The system is obviously designed to catch me out and then punish me

I know I took a holiday in January, but I cannot remember the dates, without looking at the family diary, which is - helpfully - back in the UK. This is going to take some time.

As well as stating where I was, I have to classify each day as either "work", "non-work" or "holiday".

Easy enough when you work 9am to 5pm, Monday to Friday. But sometimes I work weekends and sometimes I am off during the week.

And what about a weekend in the middle of a vacation? Does that classify as "non-work" or "holiday". Does it matter?

I am now in the classic mindset of the victim of bureaucracy.

The system is obviously designed to catch me out and then punish me. For what? Normal human forgetfulness?

I log out and revert to the typical journalist's mindset. The deadline is three weeks away. That is ages.

Baffling questions

But the nagging feeling will not go away.

There are four more sections to complete, including a personal profile, before I even get to the part where I have to declare my income.

I log back in and try the personal profile.



Of all the things I miss about home, I never thought I would feel nostalgic about Her Majesty's Revenue and Customs

This - to my horror - consists of 29 different sections, some of which contain dozens of questions about minute and obscure details of my financial life.
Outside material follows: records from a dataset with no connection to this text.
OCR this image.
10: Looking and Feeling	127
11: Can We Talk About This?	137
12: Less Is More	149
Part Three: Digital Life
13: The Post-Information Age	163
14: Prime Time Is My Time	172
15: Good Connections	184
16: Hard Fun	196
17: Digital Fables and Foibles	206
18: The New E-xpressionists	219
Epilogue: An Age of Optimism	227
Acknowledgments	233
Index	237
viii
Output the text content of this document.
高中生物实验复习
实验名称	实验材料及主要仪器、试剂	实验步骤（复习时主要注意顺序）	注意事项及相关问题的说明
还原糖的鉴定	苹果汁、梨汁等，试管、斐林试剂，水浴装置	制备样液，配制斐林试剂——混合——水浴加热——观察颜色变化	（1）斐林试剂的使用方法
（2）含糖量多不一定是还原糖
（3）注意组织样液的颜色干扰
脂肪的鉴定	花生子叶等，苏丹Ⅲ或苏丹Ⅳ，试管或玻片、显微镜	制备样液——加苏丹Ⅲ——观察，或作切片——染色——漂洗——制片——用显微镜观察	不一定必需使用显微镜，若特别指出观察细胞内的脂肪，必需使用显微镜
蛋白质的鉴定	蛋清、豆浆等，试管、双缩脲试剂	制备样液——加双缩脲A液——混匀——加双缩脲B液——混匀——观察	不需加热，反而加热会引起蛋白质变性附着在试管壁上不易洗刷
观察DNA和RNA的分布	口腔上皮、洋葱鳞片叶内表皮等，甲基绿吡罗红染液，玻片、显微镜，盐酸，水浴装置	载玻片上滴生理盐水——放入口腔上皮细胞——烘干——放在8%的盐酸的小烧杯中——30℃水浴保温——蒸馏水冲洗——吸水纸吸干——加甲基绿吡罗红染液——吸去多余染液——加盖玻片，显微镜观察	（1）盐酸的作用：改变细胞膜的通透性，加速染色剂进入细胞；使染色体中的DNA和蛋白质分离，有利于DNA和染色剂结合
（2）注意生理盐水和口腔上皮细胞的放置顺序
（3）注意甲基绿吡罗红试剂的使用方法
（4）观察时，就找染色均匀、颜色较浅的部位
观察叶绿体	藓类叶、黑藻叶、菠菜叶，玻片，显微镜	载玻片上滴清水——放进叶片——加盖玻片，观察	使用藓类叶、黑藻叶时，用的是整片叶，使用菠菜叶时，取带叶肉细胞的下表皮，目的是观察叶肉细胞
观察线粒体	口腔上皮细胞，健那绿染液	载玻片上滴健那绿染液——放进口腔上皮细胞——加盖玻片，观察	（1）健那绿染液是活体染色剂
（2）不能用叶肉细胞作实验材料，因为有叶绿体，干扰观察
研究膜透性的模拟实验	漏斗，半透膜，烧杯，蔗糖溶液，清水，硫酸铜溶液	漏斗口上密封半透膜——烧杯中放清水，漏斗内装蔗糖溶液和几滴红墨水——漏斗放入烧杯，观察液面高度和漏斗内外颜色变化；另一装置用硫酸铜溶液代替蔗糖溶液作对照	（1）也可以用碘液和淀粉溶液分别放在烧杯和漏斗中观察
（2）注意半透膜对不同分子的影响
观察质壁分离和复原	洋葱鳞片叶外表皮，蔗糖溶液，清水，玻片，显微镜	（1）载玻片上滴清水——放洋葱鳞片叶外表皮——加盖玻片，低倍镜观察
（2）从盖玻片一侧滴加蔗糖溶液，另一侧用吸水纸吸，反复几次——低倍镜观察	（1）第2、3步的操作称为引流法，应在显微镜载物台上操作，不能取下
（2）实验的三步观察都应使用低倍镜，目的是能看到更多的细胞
For example, how much did I spend last year on household repairs for my non-US residence?

I try to remember when the man came round to fix the guttering and how much we paid him. The receipt is probably buried at the bottom of a drawer somewhere on the other side of the Atlantic.

Some of the questions are simply baffling or tedious in the extreme.

Taxing paradox

I begin to reminisce about my UK tax return. A few sheets of pretty simple questions.

Of all the things I miss about home, I never thought I would feel nostalgic about Her Majesty's Revenue and Customs.

And I also muse on one of the many paradoxes of this country. It fought for its independence from the British Crown to escape the burden of unfair taxes. Now it has one of the most complicated tax codes in the world.

The new Treasury Secretary, Timothy Geithner, said he had made a "careless mistake" in not declaring $34,000 (£23,000) in back taxes.

How could that be? One of the sharpest minds in finance, co-author of the hugely complex and expensive bailout plan for the US banks, and he cannot even fill in a tax form accurately?

I used to have my doubts. But now I am inclined to believe him.